Yusei Kikuchi’s confidence an x-factor for Blue Jays ahead of deadline

Kikuchi’s season has been one long, gruelling experiment. (Getty)
Kikuchi’s season has been one long, gruelling experiment. (Getty) (Getty Images)

Yusei Kikuchi has always been his own harshest critic. By being hard on himself, he’s been able to push his body to its limits and make the difficult journey from Japan to MLB.

That rabid mental struggle is visible on Kikuchi’s face during every one of his outings. The Toronto Blue Jays starting pitcher made his return from the injured list Thursday against the Detroit Tigers, and, initially, the ups and downs continued.

A leadoff double in the first inning sparked a threat, but Kikuchi snuffed it out with a perfectly executed high heater for a swinging strike three, popping off the mound with extra enthusiasm.

As the pitch count climbed, the 31-year-old was keen to stay out there, insisting he was “starving” and “wanted to keep going” before skipper John Schneider told his starter to hit the showers after five innings of one-run ball.

“[Kikuchi] made some adjustments, threw a ton of strikes, kind of got better as he went on … he gave us exactly what we needed,” Schneider said. “So it was awesome to see.”

Kikuchi’s season has been one gruelling experiment. First, he dropped the hesitation in his leg kick. Then he tinkered with a slider-cutter mix, eventually ditching the latter pitch. Through all the deconstructions of who he is as a pitcher, Kikuchi’s confidence has always been his X-factor.

“Being a little bit too hard on myself, I feel like, in a game puts me in a difficult spot mentally, at times,” Kikuchi said through interpreter Kevin Ando. “So just maybe pushing back or taking a step back sometimes could be really beneficial.”

The left-hander’s recent time away from the team during a three-week IL stint for a neck injury offered some time for even more mechanical re-tooling. Pete Walker, the Blue Jays’ pitching coach, suggested Kikuchi do various pitcher fielding drills (PFP) to emphasise an athletic delivery.

“Pete came up to me and said, “Hey, look, whenever we would do PFPs or any sort of fielding work, you get it to first base, or whichever base, right on the money almost every time,” said Kikuchi, baseball’s second-best fielding pitcher, per his four defensive runs saved.

The thinking is that these drills will help calm Kikuchi’s mind and emphasize a more natural throwing motion he can carry onto the mound. Fellow Blue Jays starter Kevin Gausman backs that strategy.

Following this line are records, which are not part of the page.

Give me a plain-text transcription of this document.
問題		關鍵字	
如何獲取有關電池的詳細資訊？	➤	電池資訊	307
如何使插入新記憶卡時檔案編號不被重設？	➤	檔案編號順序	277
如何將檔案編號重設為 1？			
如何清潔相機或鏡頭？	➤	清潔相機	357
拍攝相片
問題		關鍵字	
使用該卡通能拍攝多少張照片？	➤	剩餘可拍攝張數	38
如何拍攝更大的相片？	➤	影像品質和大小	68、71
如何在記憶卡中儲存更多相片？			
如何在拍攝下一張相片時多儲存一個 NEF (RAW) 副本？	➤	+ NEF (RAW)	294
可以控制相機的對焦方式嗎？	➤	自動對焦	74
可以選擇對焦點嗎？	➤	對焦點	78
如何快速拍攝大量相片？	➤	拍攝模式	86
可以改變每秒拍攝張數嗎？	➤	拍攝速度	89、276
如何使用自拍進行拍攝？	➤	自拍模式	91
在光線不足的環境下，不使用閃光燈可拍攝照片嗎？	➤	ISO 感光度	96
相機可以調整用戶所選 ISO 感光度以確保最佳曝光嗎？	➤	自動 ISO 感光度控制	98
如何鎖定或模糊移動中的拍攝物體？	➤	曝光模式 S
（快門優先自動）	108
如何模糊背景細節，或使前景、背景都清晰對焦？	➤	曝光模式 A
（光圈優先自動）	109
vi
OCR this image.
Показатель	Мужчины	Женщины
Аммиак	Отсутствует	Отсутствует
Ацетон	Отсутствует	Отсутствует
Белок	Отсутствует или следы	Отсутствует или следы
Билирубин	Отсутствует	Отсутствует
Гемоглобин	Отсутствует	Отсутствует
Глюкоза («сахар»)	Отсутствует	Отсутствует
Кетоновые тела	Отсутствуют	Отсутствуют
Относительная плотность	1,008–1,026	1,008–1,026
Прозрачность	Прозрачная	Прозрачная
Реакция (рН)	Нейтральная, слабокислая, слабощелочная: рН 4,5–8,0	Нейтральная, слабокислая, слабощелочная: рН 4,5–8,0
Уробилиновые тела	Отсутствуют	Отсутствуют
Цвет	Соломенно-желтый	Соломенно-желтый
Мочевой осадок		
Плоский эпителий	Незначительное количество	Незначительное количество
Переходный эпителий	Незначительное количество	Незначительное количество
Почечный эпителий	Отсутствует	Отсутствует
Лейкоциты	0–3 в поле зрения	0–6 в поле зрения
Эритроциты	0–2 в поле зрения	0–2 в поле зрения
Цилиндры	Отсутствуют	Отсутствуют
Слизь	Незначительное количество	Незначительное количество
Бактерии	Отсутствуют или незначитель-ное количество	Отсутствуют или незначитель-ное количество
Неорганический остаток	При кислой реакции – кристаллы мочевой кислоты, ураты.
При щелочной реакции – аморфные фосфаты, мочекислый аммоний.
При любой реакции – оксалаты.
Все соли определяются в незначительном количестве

“You toss him a ball and say, ‘Hey, throw it,’” Gausman said. “And they don't have time to think. They pick it up and they throw like that. That's their normal arm slot.”

Gausman, who utilizes the high fastball a ton, likes to long-toss as if he’s an outfielder, staying behind the ball and crow-hopping into his warm-up throws. If he sees the ball rise, then he knows his arm action is working.

Gausman, a 10-year major-league veteran, is more invested in Kikuchi’s season than most. He, and other Jays starters, frequently chat about their craft, and Gausman has come to learn a few of his Japanese teammate’s unique qualities.

“He's a very cerebral guy,” Gausman said. “He wants to always get better and he's always asking questions. Sometimes it helps; sometimes it hurts you.”

Before the All-Star break, Kikuchi’s mental struggles were sizable. He had a 7.99 ERA in his last seven starts before the Midsummer Classic, and nothing was coming easily. The progress he made earlier this year felt lost. All the while, Kikuchi’s arsenal looked nasty, even if the command came and went.

“We watch [Kikuchi] throw his ‘pens all the time and we're like, ‘His stuff is unbelievable,’” said Gausman. “He just needs a little bit more confidence, and then once he has that confidence and has success, it's gonna take off.”

As we roar towards the Aug. 2 trade deadline, where the Blue Jays are expected to be big players, Toronto needs Kikuchi to establish better command to secure the fifth and final rotation spot. Otherwise, the club will look elsewhere for pitching help.

“We said it in spring,” Gausman said. “We're gonna go as far as our rotation takes us. I feel like the lineup is always going to be pretty consistent, but how far we go in this thing is determined by us.”

The pitching staff will receive reinforcements soon. But how much Kikuchi believes in himself and how much the Blue Jays trust their erratic left-hander will determine the extent of the trade help the front office brings in.